Птенчик смотрит на меня, но, умничка, молчит.

– Нет, не видели, – отвечаю я вежливо, – меня уже спрашивали ваши друзья.

Я, кажется, сейчас зверя дразню, потому что парень нервно дёрнулся:

– Не друзья мне они.

Ага, вот это зацепка. Да и не выглядит парень принадлежащим их кругу. Но, с другой стороны, почему сам ищет Бека? Безответный вопрос.

– Девушка, – вдруг лучезарно улыбается он птенчику, – а давайте лучше я вам компанию составлю?

Девушка. Птенчик-то. Хотя с его-то милым личиком, и в яркой курточке можно за девочку принять. Наверное.

– Ты что, охуел, пёс? Я ж тебе ебало разобью, – произношу я довольно спокойно, но угрожающе.

– Не судьба, так не судьба, – противно ухмыляется парень.

Я тяну любимого за руку прочь. Ненавижу таких типов, которые сами по себе – нули без палочек, а гонора на миллион.

– Он меня девушкой назвал! – надувается птенчик.

– Ну это потому, что ты красивый, – отвечаю.

Останавливается, смотрит на меня:

– Правда?

Да что у него с самооценкой и самоопределением вообще?

– Конечно же, – улыбаюсь, – не то, что я.

Идёт чуть позади, потупившись. Возразить у него не получилось, ещё бы, от моей рожи молоко скисает. Мне так одна суеверная старушка сказала.

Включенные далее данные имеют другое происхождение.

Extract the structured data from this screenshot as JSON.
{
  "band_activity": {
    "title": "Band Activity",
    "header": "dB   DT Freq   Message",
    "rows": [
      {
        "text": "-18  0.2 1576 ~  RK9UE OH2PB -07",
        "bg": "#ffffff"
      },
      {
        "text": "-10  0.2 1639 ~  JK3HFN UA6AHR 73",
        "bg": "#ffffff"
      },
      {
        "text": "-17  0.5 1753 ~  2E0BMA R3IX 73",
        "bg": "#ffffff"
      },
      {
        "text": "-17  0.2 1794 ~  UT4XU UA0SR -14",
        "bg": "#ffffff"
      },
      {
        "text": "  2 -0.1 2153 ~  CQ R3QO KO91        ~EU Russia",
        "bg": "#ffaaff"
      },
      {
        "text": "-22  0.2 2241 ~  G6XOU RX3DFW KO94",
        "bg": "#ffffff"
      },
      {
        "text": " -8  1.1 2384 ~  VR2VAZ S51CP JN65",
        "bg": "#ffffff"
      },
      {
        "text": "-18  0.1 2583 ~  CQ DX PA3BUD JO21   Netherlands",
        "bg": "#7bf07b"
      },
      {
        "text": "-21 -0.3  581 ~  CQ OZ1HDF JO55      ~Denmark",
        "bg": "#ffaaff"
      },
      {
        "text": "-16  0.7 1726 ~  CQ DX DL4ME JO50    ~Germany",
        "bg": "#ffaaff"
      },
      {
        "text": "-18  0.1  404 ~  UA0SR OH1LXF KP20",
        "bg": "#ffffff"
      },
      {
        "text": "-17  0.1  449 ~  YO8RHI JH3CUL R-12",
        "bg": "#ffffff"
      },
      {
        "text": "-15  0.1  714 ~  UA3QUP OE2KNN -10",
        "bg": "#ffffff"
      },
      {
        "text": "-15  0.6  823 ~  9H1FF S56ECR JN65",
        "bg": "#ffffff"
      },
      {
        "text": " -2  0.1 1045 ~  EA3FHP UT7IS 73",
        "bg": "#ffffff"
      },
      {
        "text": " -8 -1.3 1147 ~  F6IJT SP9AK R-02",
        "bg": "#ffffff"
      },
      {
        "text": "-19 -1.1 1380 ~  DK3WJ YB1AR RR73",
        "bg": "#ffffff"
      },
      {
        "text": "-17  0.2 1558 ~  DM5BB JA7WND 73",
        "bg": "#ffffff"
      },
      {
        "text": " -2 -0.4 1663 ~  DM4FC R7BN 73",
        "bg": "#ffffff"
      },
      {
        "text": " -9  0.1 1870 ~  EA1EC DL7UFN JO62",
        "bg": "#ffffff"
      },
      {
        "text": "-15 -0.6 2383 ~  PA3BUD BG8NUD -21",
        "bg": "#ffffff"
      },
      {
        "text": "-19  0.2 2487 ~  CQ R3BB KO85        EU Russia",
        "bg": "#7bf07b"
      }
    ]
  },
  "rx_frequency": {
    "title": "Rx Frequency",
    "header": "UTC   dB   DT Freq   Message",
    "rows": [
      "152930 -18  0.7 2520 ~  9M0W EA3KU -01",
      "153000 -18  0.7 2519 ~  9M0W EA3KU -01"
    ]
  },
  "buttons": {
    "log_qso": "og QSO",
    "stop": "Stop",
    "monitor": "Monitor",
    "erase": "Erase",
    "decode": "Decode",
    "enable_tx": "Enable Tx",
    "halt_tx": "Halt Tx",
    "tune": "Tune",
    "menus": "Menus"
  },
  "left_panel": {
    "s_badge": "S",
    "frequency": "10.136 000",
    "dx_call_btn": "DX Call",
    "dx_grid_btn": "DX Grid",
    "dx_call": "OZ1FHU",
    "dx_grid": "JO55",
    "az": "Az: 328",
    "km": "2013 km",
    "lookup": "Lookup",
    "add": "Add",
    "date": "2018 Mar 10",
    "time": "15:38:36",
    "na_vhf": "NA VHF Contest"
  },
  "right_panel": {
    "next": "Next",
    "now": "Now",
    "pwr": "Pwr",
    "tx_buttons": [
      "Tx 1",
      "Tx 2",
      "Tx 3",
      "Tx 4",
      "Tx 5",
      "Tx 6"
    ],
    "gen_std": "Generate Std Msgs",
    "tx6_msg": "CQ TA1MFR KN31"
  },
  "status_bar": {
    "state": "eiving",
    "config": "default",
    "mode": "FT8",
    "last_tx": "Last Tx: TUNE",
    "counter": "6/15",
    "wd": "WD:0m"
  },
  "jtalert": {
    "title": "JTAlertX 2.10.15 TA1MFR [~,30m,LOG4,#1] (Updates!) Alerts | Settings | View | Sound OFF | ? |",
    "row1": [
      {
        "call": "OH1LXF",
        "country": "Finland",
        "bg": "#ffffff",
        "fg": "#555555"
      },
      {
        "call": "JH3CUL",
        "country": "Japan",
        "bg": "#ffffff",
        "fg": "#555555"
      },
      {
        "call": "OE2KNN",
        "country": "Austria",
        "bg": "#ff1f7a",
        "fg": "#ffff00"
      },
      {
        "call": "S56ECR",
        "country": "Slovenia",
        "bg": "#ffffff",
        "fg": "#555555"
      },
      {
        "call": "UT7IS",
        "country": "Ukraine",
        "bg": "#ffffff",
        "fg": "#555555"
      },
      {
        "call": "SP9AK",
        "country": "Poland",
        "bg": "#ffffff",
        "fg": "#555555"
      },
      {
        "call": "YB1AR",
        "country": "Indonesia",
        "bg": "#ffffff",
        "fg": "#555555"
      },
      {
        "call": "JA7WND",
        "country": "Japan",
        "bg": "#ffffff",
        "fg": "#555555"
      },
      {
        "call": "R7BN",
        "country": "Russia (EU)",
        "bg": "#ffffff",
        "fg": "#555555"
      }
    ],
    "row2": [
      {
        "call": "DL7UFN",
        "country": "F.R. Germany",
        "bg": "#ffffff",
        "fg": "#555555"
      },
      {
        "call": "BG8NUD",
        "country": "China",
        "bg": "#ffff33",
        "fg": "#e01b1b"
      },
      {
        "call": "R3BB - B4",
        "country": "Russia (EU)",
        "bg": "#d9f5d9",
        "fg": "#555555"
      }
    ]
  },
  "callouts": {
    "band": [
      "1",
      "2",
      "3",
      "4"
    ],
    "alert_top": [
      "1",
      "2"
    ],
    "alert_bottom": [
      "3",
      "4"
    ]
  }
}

– А может, надо было ему сказать, где Бек? – пищит птенчик, – может, он его родственник или друг?

– Героин его друг и забор его родственник, – прерываю я любимого, – ты Бека видел вообще? Он же цветной! Какой этот блондин ему родня? Денег ему должен, это точно.

Птенчик семенит уже впереди меня, решительно отвечает:

– Вот я у самого Бека и спрошу!

Ну-ну, посмотрим, что тебе этот смугложопый скажет. Я поприсутствую, чтобы лишнего не пизданул.

Идея, вообще, была не из хороших, но другие в мою голову никогда не приходят. Бека, видимо, только что переломало, он выглядит измученным, а в сочетании с распухшими губами и мокрыми волосами – и вовсе жутковато.

– Эй, привет, – птенчик трогает его лицо, – помнишь меня?

Бек кивает, сглатывает. Любимый поворачивается ко мне, и бескомпромиссно заявляет:

– Развяжи его и одень! Он человек, а не собака!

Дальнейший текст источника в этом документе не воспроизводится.